Home Stretch | Implant success depends on immune cell

A new blood vessel or a new heart valve? In the quest for the ultimate implant, all eyes have been focused for some time on biodegradable carriers on which the body’s own tissue can grow. BMT doctoral candidate Tamar Wissing saw that certain immune cells are all-important to the success of such implants. In order to study them in detail and to be able in future to steer cell behavior, she built a scaled-down blood vessel.

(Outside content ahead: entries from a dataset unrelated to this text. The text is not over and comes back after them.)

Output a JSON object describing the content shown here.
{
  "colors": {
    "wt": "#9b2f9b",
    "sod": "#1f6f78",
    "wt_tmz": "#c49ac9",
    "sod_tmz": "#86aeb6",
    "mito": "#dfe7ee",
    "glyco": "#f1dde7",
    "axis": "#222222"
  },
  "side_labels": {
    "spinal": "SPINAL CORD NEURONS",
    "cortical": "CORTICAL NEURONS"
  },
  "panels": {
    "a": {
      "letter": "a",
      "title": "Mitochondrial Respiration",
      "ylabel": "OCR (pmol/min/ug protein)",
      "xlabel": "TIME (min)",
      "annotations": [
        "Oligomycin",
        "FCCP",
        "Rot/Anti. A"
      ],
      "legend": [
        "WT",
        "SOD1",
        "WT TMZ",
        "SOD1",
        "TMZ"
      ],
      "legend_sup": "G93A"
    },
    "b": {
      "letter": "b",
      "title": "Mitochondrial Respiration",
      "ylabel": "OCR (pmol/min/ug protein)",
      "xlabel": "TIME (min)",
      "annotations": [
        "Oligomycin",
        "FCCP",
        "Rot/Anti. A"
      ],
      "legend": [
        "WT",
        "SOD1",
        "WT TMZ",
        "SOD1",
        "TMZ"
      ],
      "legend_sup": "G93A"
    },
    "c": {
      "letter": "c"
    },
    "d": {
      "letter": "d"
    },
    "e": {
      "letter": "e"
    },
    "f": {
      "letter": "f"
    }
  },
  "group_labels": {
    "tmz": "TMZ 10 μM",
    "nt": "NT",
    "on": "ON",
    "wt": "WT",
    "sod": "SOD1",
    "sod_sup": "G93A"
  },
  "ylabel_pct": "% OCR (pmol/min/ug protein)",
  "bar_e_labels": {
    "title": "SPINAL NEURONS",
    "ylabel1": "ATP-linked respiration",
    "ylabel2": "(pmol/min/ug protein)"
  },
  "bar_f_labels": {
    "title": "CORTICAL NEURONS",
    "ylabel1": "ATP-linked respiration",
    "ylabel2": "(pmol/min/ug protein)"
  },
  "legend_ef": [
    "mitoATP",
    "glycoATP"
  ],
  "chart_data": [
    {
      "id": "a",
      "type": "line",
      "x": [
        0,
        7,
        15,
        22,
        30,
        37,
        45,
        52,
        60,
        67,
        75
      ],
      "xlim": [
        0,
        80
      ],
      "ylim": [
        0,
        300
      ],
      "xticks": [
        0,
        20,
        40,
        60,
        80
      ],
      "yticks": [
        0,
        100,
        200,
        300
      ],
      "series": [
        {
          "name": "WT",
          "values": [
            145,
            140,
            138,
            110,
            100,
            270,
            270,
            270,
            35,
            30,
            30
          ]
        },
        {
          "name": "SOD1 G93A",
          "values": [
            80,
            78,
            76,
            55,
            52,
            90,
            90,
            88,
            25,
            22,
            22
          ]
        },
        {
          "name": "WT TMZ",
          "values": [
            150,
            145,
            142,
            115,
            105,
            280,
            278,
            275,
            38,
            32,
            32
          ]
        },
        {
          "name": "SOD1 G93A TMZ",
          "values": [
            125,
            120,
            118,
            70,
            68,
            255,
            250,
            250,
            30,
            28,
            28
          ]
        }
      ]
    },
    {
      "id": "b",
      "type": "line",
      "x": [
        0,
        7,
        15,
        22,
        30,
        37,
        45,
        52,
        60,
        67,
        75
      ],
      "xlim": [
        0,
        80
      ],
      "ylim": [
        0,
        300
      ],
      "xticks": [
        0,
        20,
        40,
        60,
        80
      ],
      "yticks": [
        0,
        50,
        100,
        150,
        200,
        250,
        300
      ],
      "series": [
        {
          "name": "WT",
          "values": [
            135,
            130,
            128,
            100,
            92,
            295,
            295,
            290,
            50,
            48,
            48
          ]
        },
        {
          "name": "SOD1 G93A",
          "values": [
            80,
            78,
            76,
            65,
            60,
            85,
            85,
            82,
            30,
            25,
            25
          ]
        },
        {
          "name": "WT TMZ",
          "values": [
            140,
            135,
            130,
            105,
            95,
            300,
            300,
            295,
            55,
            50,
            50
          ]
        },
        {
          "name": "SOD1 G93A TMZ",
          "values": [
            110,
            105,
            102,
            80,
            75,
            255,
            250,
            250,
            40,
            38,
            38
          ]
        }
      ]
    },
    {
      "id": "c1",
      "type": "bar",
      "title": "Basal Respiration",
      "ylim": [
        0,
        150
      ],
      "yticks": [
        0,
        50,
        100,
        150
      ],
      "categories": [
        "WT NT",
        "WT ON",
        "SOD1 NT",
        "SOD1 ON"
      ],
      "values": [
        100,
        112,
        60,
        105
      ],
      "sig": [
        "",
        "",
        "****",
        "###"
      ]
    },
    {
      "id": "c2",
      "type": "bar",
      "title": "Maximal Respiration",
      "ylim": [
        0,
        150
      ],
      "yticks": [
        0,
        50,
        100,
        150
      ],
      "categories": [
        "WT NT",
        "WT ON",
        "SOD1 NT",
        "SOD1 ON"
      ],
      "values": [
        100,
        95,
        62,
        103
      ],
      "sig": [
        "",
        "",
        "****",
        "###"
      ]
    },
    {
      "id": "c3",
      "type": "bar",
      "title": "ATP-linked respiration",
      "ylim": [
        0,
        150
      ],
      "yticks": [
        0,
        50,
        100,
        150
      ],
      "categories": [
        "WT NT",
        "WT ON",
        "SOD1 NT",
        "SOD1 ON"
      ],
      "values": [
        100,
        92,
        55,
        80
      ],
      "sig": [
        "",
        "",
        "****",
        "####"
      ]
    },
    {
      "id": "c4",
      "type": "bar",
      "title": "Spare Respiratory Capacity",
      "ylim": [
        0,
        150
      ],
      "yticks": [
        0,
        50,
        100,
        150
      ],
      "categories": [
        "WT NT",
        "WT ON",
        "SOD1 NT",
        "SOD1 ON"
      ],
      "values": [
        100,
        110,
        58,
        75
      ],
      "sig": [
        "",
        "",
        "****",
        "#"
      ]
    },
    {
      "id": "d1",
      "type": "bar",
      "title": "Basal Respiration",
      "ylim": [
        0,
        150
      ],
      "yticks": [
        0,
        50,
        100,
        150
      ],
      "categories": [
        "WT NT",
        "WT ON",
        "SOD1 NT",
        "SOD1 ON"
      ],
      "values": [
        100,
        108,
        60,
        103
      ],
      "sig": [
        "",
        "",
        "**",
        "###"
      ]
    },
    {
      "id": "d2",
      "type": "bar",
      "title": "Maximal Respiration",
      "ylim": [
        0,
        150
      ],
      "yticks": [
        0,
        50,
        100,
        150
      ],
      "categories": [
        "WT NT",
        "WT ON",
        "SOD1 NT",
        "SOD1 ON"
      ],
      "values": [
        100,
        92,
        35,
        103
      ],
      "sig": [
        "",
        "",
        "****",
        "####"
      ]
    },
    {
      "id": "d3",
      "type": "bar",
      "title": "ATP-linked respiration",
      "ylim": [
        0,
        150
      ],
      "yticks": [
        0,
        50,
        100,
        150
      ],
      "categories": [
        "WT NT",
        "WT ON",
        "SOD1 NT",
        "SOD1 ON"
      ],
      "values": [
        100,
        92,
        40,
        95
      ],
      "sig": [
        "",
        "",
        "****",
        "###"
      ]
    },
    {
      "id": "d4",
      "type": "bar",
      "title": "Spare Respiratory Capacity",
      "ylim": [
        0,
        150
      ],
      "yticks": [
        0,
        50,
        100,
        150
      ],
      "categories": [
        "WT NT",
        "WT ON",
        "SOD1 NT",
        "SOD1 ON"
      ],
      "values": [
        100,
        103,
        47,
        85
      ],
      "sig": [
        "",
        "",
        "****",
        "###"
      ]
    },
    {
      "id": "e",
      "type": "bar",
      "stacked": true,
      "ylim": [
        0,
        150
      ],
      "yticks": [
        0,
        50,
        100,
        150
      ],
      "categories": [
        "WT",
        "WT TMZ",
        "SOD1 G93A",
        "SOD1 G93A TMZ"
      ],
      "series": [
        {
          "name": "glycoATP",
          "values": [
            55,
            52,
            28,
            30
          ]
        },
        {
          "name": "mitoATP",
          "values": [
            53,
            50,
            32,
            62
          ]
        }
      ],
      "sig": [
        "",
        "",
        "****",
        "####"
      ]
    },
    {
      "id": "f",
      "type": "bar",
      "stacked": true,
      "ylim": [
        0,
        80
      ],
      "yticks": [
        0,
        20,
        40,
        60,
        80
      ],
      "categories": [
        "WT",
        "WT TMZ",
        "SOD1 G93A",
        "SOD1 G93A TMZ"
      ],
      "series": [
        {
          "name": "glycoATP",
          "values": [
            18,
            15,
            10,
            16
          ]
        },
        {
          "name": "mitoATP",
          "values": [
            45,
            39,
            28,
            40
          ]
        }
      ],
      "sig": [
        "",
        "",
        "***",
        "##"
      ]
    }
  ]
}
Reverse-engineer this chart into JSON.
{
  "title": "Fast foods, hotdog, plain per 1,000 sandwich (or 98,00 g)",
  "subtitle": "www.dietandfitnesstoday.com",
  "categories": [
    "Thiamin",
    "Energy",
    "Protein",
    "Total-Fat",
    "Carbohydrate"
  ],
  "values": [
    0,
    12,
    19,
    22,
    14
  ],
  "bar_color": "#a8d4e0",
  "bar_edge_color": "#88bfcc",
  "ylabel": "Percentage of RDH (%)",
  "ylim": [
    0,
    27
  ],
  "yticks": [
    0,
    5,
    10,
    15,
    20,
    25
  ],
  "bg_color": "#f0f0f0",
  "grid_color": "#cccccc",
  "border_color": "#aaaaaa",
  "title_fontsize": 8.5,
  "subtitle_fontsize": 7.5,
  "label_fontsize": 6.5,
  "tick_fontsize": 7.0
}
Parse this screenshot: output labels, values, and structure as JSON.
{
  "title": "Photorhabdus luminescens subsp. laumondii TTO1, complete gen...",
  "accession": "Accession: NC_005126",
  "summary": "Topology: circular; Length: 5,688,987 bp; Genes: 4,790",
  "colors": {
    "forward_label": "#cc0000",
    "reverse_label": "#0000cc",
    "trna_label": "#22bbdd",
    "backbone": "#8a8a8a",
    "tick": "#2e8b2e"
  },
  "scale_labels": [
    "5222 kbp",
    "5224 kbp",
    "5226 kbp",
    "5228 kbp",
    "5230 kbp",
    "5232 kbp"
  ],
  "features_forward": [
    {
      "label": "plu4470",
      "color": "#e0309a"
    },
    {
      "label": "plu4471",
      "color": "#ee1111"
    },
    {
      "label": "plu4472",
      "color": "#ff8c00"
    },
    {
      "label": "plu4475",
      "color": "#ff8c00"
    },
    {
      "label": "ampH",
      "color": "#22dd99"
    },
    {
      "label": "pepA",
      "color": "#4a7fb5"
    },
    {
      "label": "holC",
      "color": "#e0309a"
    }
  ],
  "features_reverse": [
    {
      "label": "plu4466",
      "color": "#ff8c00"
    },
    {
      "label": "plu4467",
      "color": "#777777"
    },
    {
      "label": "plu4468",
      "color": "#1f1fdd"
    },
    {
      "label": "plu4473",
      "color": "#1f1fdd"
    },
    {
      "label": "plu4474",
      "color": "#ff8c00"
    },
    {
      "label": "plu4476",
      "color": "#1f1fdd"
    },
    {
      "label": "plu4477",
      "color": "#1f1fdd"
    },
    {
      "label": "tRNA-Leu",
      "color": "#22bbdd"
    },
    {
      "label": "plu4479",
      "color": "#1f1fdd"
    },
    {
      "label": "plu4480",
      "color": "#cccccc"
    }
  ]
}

However well we try to artificially recreate tissues, the best builder is still the body. In view of this, the use of biodegradable plastics is an increasingly popular research topic. These materials prompt the body to make its own new tissue while over time the implant disappears. In this process an all-important role is played by the immune system and during her doctoral research BMT researcher Tamar Wissing discovered that the macrophage - the ‘garbage collector’ among white blood cells - is a key player.

In a healthy body these macrophages are idle. But if they are activated by certain signals, they can recognize and destroy pathogens, dead cells and substances alien to the body. They even clear away the biodegradable implants. But, however, they can also make proteins that set other cells to work making new tissue.

Mechanical load

An impressive piece of multitasking, laughs Wissing. “The balance between breaking down and building is delicate. In our implants macrophages are exposed ceaselessly to environmental factors: other cells, the construction of the implant, as well as the mechanical environment. The bloodstream exerts forces on the macrophages and the shear stress they are subjected to deforms them. They are also stretched by the force of the blood pressure, all of which means a cell is pulled about in a variety of ways. What effect does this mechanical load have on the balance between breaking down and building?”  

Bioreactor

It is of course important to understand how cells communicate with each other, Wissing is keen to emphasize. But instead of putting two cells together in a dish, she worked with colleague Eline van Haaften to reconstruct an entire blood vessel in which she could study the behavior of the macrophage.

“Our ability to imitate the human body is ever increasing, thus enabling us to see what really happens in a living being. What's nice about our bioreactor is that we can produce the combination of cellular and mechanical factors. Thus we can see that the microstructure - for example, how the plastic fibers in an implant fit together - has a huge influence on the degradation process.

Uniquely, while we can study the system as a whole, we can also detach factors and look very fundamentally at what an individual mechanical force does to a macrophage. In this way, we have seen that stretching prompts the cell to work like crazy to form tissue, while shear stress, conversely, calms activity and remodels the tissue. So balance is very important.”

Towards clinical use

According to Wissing, the bioreactor is an essential step in the translation from petri dish to human body and should help get bio-implants adopted in clinical use that much more efficiently. Making it possible to compare things in a controlled way, get answers and, in time, steer processes.

Wissing says, “As carriers we are using supramolecular materials from SyMO-Chem, developed in the lab run by Bert Meijer and Patricia Dankers. On these we can hang, for example, certain substances that can influence the macrophages so that the material is degraded less slowly or, conversely, so that tissue is produced more quickly. Hopefully, this will enable us to adapt the implant in ways that are favorable during and after implantation, and we are moving towards the successful implantation of biodegradable tissues.”

For now, Wissing is happy to carry on building. Having built a mini-blood vessel full of macrophages, she is going to turn her attention to calcified veins, for which a new model is also needed. She will be working on this in cooperation with Erasmus University Rotterdam. And in her spare time - she spends three hours a day traveling by train - she is busy making the final improvements to her new home. The macrophage isn't alone in being a multitasker.